# how to install capacitor



## BigCoon (Mar 20, 2002)

i recently bought a scosche amp kit from walmart that came with a 500k micro cap. the instructions say how to hook it up, but dont really go into detail. how do i get it to charge in the first place, and how do you ground the damn thing.

also, can the foil based sound deadener be put on your gas tank lid???

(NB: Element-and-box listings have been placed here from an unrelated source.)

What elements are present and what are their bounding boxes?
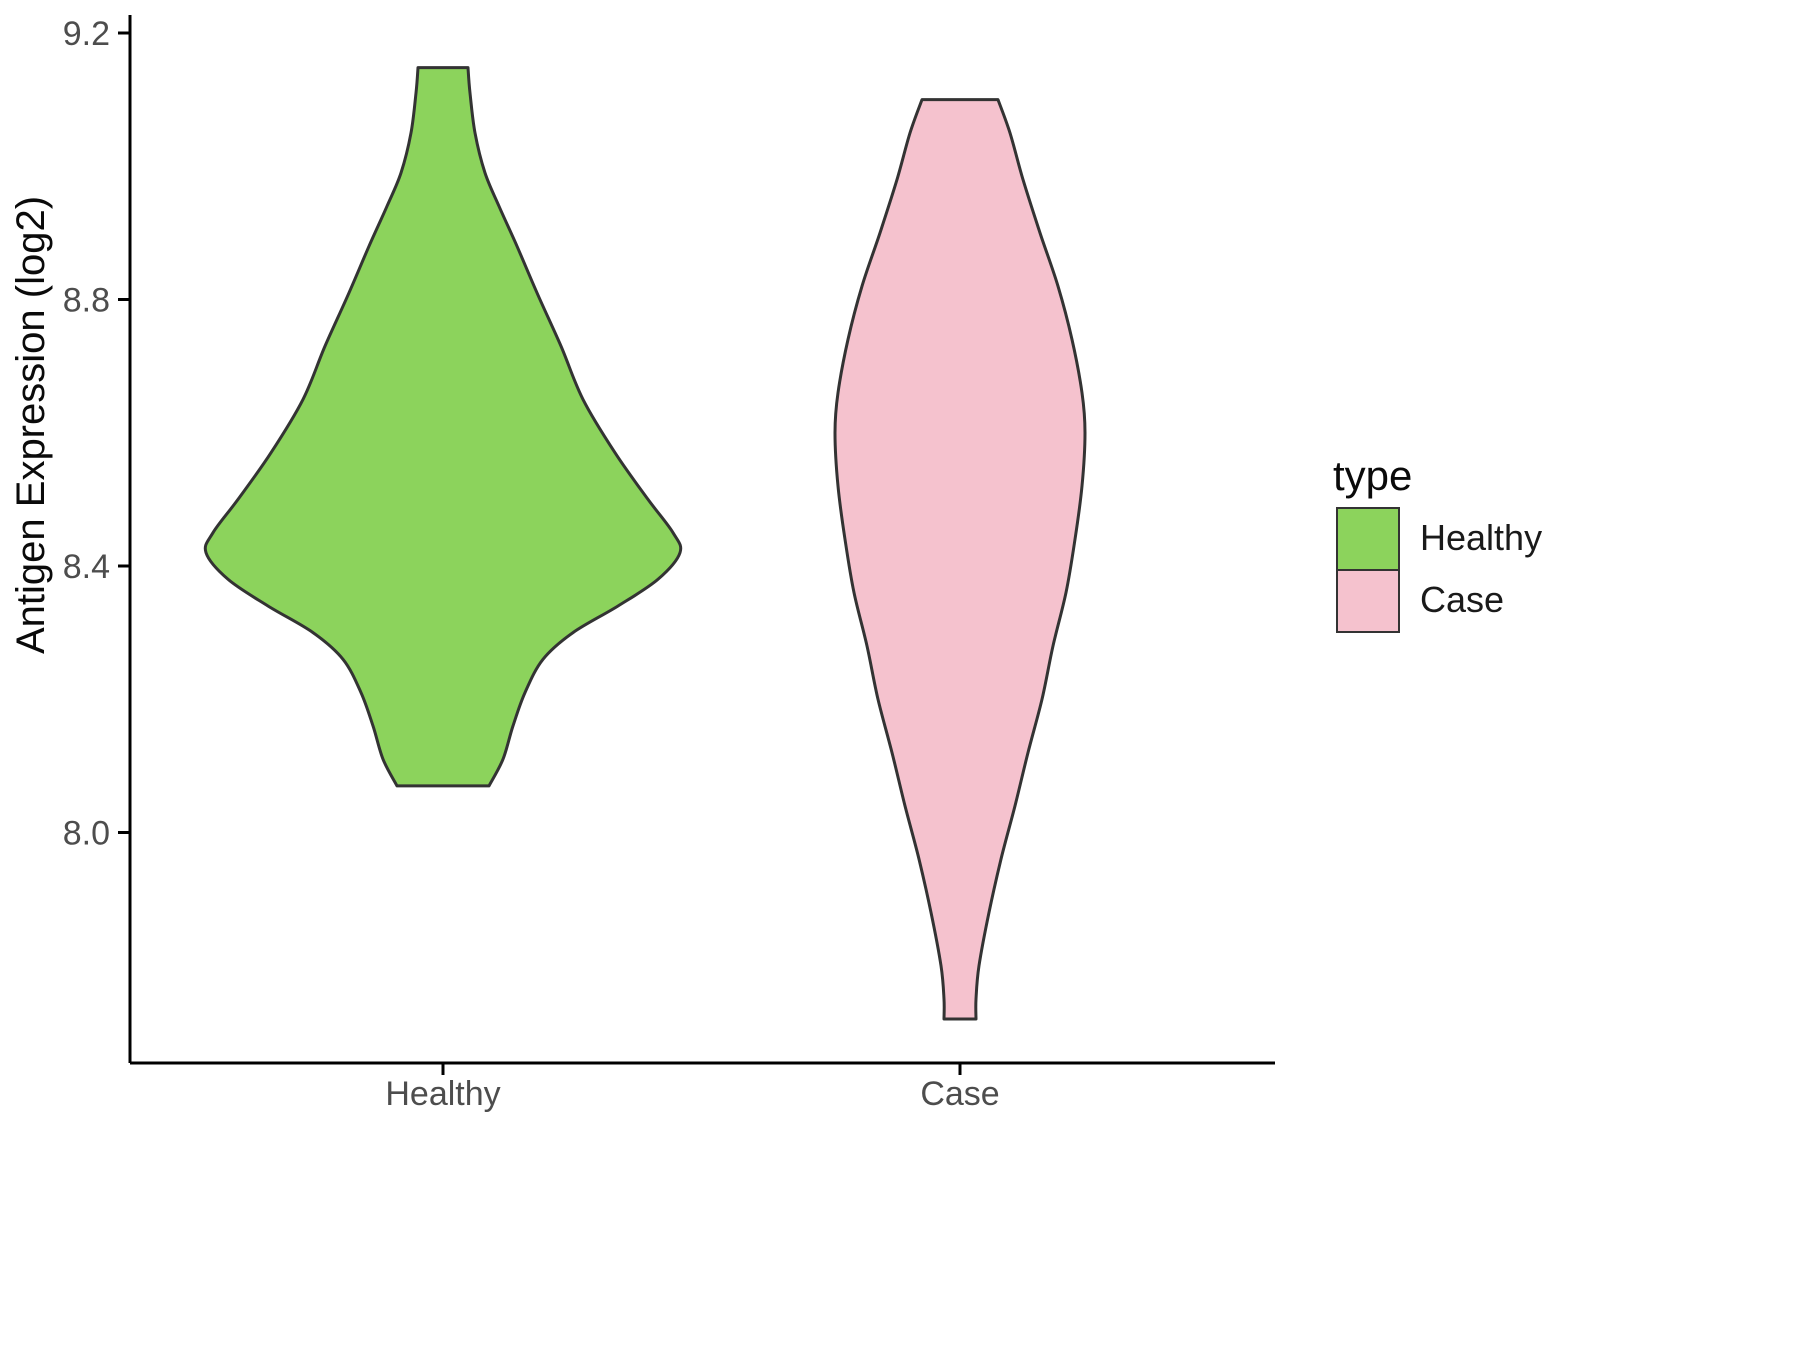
x-category-label: Case	[920, 1075, 999, 1113]
legend-label-case: Case	[1420, 579, 1504, 620]
x-category-label: Healthy	[385, 1075, 500, 1113]
y-axis-ticks: 9.2 8.8 8.4 8.0	[63, 15, 130, 853]
legend-swatch-healthy	[1336, 507, 1400, 571]
legend-title: type	[1333, 452, 1412, 499]
legend-swatch-case	[1336, 569, 1400, 633]
legend-label-healthy: Healthy	[1420, 517, 1542, 558]
legend: type Healthy Case	[1333, 452, 1542, 633]
y-tick-label: 8.8	[63, 282, 110, 320]
violin-healthy	[203, 66, 683, 788]
y-tick-label: 8.0	[63, 815, 110, 853]
y-tick-label: 9.2	[63, 15, 110, 53]
y-tick-label: 8.4	[63, 548, 110, 586]
violin-case	[833, 98, 1087, 1021]
y-axis-title: Antigen Expression (log2)	[9, 196, 53, 654]
x-axis-ticks: Healthy Case	[385, 1063, 1000, 1113]
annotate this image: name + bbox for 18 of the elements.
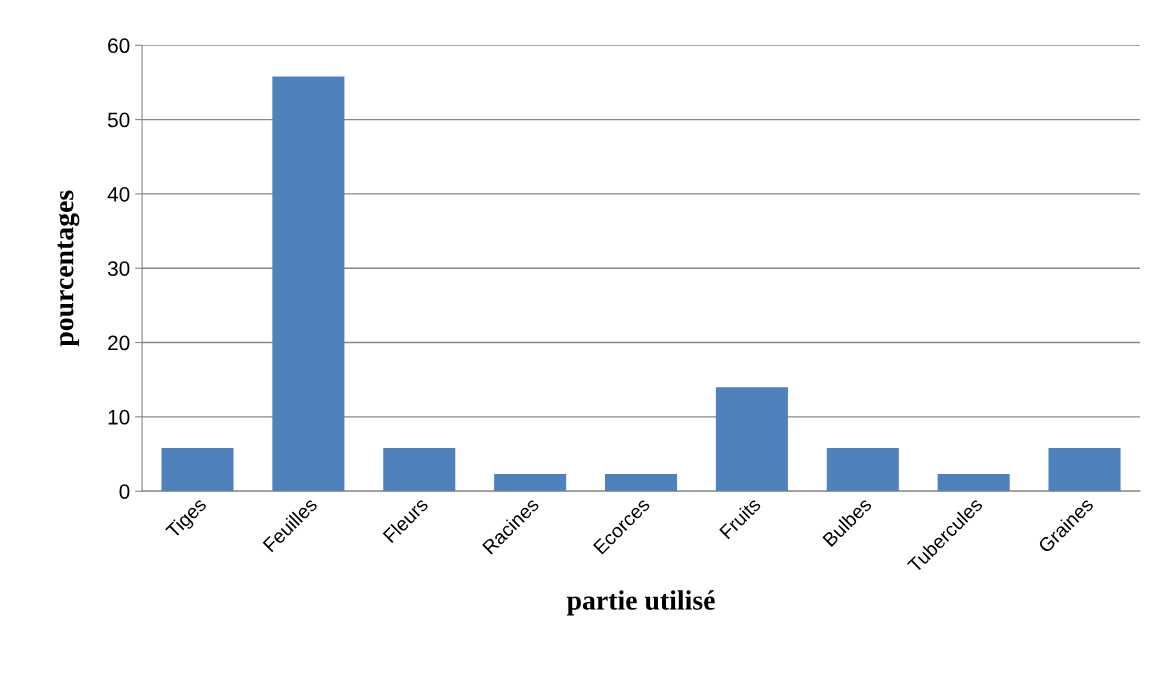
bar (272, 76, 345, 492)
y-tick-label: 20 (108, 335, 130, 351)
bar (604, 474, 678, 492)
y-tick-label: 50 (107, 112, 130, 128)
x-axis-title: partie utilisé (566, 590, 715, 616)
bar (494, 474, 567, 492)
y-axis-title: pourcentages (57, 190, 80, 347)
y-tick-label: 0 (119, 484, 130, 499)
bar (826, 448, 899, 492)
y-tick-label: 40 (107, 186, 130, 202)
bar (161, 448, 234, 492)
y-tick-label: 10 (108, 409, 130, 425)
y-tick-label: 60 (108, 38, 130, 54)
bar (383, 448, 456, 492)
bar (937, 474, 1010, 492)
bar (715, 387, 788, 492)
y-tick-label: 30 (107, 261, 130, 276)
bar (1048, 448, 1121, 492)
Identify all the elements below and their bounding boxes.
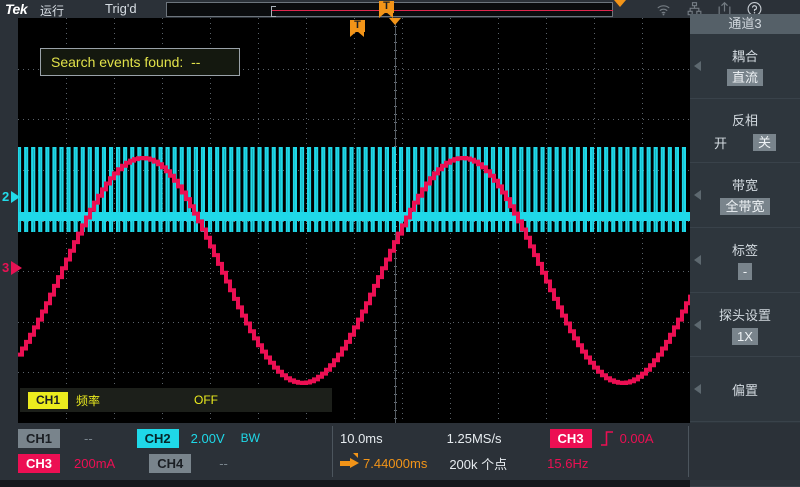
bottom-divider-2: [688, 426, 689, 477]
search-events-text: Search events found: --: [51, 54, 201, 70]
plot-trigger-flag[interactable]: T: [350, 19, 365, 37]
menu-item-1-option-on[interactable]: 关: [753, 133, 777, 151]
ch2-marker-label: 2: [2, 189, 10, 204]
menu-item-1-toggle[interactable]: 开关: [713, 133, 777, 152]
menu-item-0[interactable]: 耦合 直流: [690, 34, 800, 99]
measurement-value: OFF: [194, 393, 219, 407]
record-length-value: 200k 个点: [449, 456, 508, 472]
trigger-level-value: 0.00A: [619, 430, 654, 446]
menu-item-2[interactable]: 带宽 全带宽: [690, 163, 800, 229]
ch2-bandwidth-limit-label: BW: [240, 431, 260, 445]
overview-trace-line: [272, 10, 613, 11]
menu-item-5[interactable]: 偏置: [690, 357, 800, 423]
menu-item-2-label: 带宽: [731, 178, 758, 194]
menu-item-0-label: 耦合: [731, 48, 758, 64]
trigger-flag-body: [379, 1, 394, 13]
horizontal-trigger-row-1: 10.0ms 1.25MS/s CH3 0.00A: [340, 426, 654, 450]
overview-trigger-flag[interactable]: T: [379, 0, 394, 18]
menu-item-3-label: 标签: [731, 242, 758, 258]
ch2-value: 2.00V: [190, 430, 225, 446]
ch2-badge[interactable]: CH2: [136, 428, 179, 448]
grid-row-dots: [18, 119, 690, 120]
ch3-marker-label: 3: [2, 260, 10, 275]
chevron-left-icon: [694, 254, 701, 265]
top-status-bar: Tek 运行 Trig'd T: [0, 0, 800, 18]
ch1-value: --: [84, 430, 93, 446]
trigger-flag-notch: [379, 12, 393, 18]
search-events-message: Search events found: --: [40, 48, 240, 76]
channel-readout-group: CH1 -- CH2 2.00V BW CH3 200mA CH4 --: [18, 426, 332, 477]
ch2-waveform-trace: [18, 147, 690, 232]
menu-item-3-value[interactable]: -: [737, 262, 753, 280]
horizontal-trigger-row-2: 7.44000ms 200k 个点 15.6Hz: [340, 451, 588, 475]
plot-trigger-flag-letter: T: [354, 19, 361, 31]
horizontal-and-trigger-readout-group: 10.0ms 1.25MS/s CH3 0.00A 7.44000ms 200k…: [340, 426, 688, 477]
chevron-left-icon: [694, 319, 701, 330]
ch3-value: 200mA: [74, 455, 116, 471]
rising-edge-icon: [600, 430, 614, 446]
menu-item-1[interactable]: 反相开关: [690, 98, 800, 164]
tek-logo: Tek: [5, 1, 28, 17]
trigger-frequency-value: 15.6Hz: [547, 455, 589, 471]
bottom-divider-1: [332, 426, 333, 477]
menu-item-5-label: 偏置: [731, 382, 758, 398]
ch2-marker-triangle-icon: [11, 190, 21, 203]
chevron-left-icon: [694, 190, 701, 201]
ch3-waveform-trace: [18, 156, 690, 385]
chevron-left-icon: [694, 60, 701, 71]
ch4-value: --: [219, 455, 228, 471]
grid-row-dots: [18, 322, 690, 323]
plot-trigger-position-triangle-icon[interactable]: [389, 18, 401, 25]
side-menu-title: 通道3: [690, 14, 800, 34]
ch3-marker-triangle-icon: [11, 260, 23, 275]
chevron-left-icon: [694, 384, 701, 395]
ch3-sine-trace: [18, 156, 690, 385]
sample-rate-value: 1.25MS/s: [446, 430, 502, 446]
overview-window-bracket[interactable]: [271, 6, 276, 17]
ch2-baseline-band: [18, 212, 690, 221]
trigger-flag-letter: T: [383, 0, 390, 12]
menu-item-2-value[interactable]: 全带宽: [720, 198, 770, 216]
trigger-state-label: Trig'd: [105, 1, 137, 16]
ch3-badge[interactable]: CH3: [18, 453, 60, 473]
menu-item-0-value[interactable]: 直流: [726, 68, 763, 86]
ch3-position-marker[interactable]: 3: [2, 260, 23, 275]
ch4-badge[interactable]: CH4: [149, 453, 192, 473]
grid-row-dots: [18, 271, 690, 272]
plot-trigger-flag-notch: [350, 31, 364, 37]
menu-item-4-label: 探头设置: [718, 307, 771, 323]
measurement-name-label: 频率: [76, 393, 101, 408]
wifi-icon[interactable]: [655, 1, 672, 17]
run-state-label[interactable]: 运行: [40, 4, 65, 18]
trigger-source-badge[interactable]: CH3: [549, 428, 592, 448]
channel-readout-row-1: CH1 -- CH2 2.00V BW: [18, 426, 260, 450]
horizontal-position-arrow-icon: [340, 452, 360, 469]
menu-item-1-label: 反相: [731, 112, 758, 128]
ch2-pulse-train: [18, 147, 686, 232]
grid-row-dots: [18, 69, 690, 70]
menu-item-3[interactable]: 标签 -: [690, 228, 800, 293]
measurement-channel-badge: CH1: [28, 391, 68, 409]
overview-position-triangle-icon[interactable]: [614, 0, 626, 7]
network-icon[interactable]: [686, 1, 703, 17]
horizontal-scale-value[interactable]: 10.0ms: [340, 430, 383, 446]
measurement-readout-bar[interactable]: CH1 频率 OFF: [20, 388, 332, 412]
channel-readout-row-2: CH3 200mA CH4 --: [18, 451, 228, 475]
ch2-position-marker[interactable]: 2: [2, 189, 21, 204]
bottom-status-bar: CH1 -- CH2 2.00V BW CH3 200mA CH4 -- 10.…: [0, 423, 800, 480]
menu-item-4-value[interactable]: 1X: [732, 327, 758, 345]
grid-row-dots: [18, 372, 690, 373]
ch1-badge[interactable]: CH1: [18, 428, 60, 448]
grid-row-dots: [18, 170, 690, 171]
plot-trigger-flag-body: [350, 20, 365, 32]
waveform-graticule[interactable]: T Search events found: -- CH1 频率 OFF: [18, 18, 690, 423]
horizontal-position-value[interactable]: 7.44000ms: [363, 455, 428, 471]
menu-item-4[interactable]: 探头设置 1X: [690, 292, 800, 358]
menu-item-1-option-off[interactable]: 开: [713, 135, 727, 151]
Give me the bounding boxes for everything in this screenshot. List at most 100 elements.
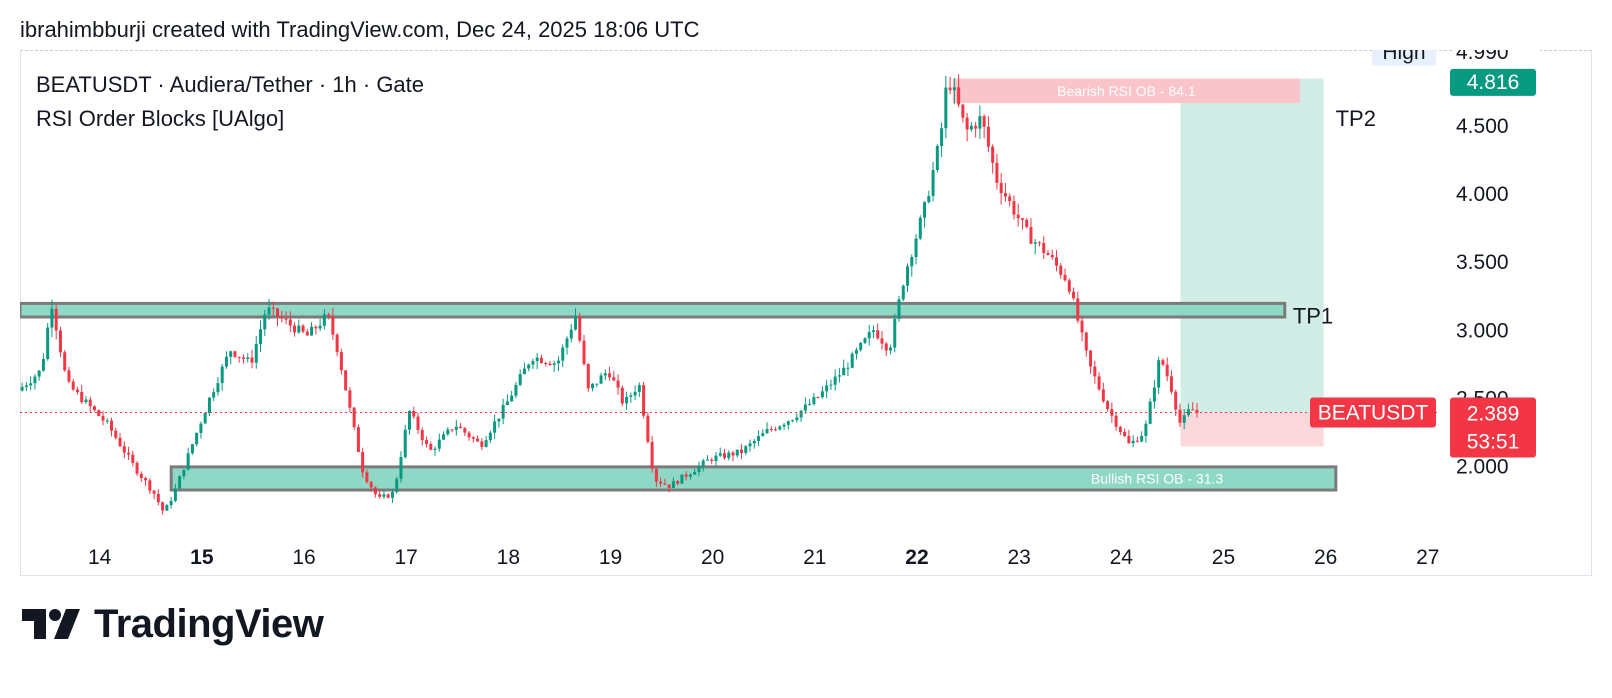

any help with any of this is appreciated.


----------



## BIG DIRTY (Jan 31, 2002)

RUN A GROUND. AND RUN A WIRE FROM YOUR BATTERIES TO THE CAP, AND ON THE POSITIVE SIDE, RUN ANOTHER WIRE OFF OF THAT TO YOUR AMP. BEFORE YOU WIRE IT, LOOK AT THE INSTRUCTIONS, YOU MAY HAVE TO CHARGE THEM FIRST, SO READ THE INSTRUCTIONS. BUT WHEN YOU LOOK AT IT, IT SHOULD HAVE ONE TO THE GROND, AND TWO WIRE OFF OF THE POSITIVE. (ONE FROM THE BATT, ONE TO THE AMP) HOPE THAT HELPS


----------



## Brahma Brian (Nov 17, 2004)

I don't use them because they are useless to me, but I'll still answer your question...

You are supposed to charge them really slow through a resistor if they are completely discharged, before introducing them to your cars electrical system...

Hook it up in the manner dirty said...


----------